Friday, 10 December 2010

Sachiko Abe, "Cut Papers"

Friday, 10 December 2010
Before we entered the room we were told to not make too much noise, and to take no photographs. I found myself imagining a small mouse like creature working away, shy and embarrassed at what they have found themselves doing. But instead I see a woman called Sachiko, sitting tall, above us all like Rapunzel, quiet and concentrated on the task at hand, the neverending task of cutting paper. The hypnotising task of cutting paper.
The paper sculpture that appears to be flowing up from the floor starkly contrasts the industrial environment to which the work is placed in. It makes the paper look even more delicate, like cotton wool. I found it interesting that it slightly resembled the shape of a tree, an organic shape, to which is the origin of the paper itself.
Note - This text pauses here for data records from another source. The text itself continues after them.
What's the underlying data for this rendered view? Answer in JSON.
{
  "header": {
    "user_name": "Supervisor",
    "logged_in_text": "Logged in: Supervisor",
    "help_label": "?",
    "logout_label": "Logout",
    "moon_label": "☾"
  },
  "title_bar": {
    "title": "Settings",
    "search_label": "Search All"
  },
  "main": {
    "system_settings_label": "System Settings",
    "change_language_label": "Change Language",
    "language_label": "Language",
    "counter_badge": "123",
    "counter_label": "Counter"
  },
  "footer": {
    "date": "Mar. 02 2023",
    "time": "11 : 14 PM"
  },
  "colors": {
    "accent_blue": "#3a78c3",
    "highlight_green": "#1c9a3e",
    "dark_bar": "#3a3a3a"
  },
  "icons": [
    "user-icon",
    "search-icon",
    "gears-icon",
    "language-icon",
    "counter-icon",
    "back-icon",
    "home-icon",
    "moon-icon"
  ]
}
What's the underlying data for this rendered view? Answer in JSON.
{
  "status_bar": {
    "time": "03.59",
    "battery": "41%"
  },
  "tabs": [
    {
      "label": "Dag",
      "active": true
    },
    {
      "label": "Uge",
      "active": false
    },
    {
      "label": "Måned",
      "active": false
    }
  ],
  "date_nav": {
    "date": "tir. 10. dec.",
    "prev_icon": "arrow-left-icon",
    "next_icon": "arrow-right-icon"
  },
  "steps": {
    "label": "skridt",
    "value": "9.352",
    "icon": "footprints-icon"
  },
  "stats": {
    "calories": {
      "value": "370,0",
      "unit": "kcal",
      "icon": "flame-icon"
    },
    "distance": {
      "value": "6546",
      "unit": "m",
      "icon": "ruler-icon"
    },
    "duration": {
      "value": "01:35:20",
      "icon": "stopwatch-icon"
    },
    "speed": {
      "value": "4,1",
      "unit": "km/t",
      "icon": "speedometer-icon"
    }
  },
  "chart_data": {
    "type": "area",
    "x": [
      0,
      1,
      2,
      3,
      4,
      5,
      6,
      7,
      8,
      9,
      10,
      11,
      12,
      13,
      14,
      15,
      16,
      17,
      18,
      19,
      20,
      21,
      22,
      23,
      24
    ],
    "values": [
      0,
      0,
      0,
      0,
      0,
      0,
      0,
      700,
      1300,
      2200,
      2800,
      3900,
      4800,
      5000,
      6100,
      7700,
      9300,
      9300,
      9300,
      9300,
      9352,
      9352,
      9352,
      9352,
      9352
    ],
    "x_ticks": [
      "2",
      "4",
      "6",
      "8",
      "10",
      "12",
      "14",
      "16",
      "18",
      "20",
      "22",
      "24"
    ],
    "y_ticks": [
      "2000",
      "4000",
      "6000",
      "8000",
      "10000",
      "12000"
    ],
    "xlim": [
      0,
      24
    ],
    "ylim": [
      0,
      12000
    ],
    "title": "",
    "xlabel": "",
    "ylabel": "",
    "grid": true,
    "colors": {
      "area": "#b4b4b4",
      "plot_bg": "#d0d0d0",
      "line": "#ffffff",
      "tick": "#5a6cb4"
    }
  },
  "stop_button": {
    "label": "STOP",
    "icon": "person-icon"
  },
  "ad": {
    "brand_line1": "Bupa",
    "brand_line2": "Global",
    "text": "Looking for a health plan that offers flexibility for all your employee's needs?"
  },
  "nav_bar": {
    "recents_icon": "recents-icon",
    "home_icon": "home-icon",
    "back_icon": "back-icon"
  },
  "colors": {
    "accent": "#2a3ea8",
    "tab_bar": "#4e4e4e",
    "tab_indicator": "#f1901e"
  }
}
I enjoyed looking around the room, seeing the hidden secrets the cut papers had to offer, seeing how they were placed and how they made you feel, they made me imagine that all the clouds in the sky could be made from cut paper, and then I thought about the clouds falling from the sky because they were too heavy, which then lead me to think of how we would sensibly use all this paper, in hamster cages probably. I used to cut up tissue paper to use for my hamster's bed, this is what I ultimately thought of.
The sound of the scissors cutting away at the paper amplified made me feel uncomfortable, the sound of cutting reminded me of the few small cuts I'd had involving scissors, which I'm sure everyone has had once in their life. I wondered if she were secretly using safety scissors, like the ones given to children in primary school.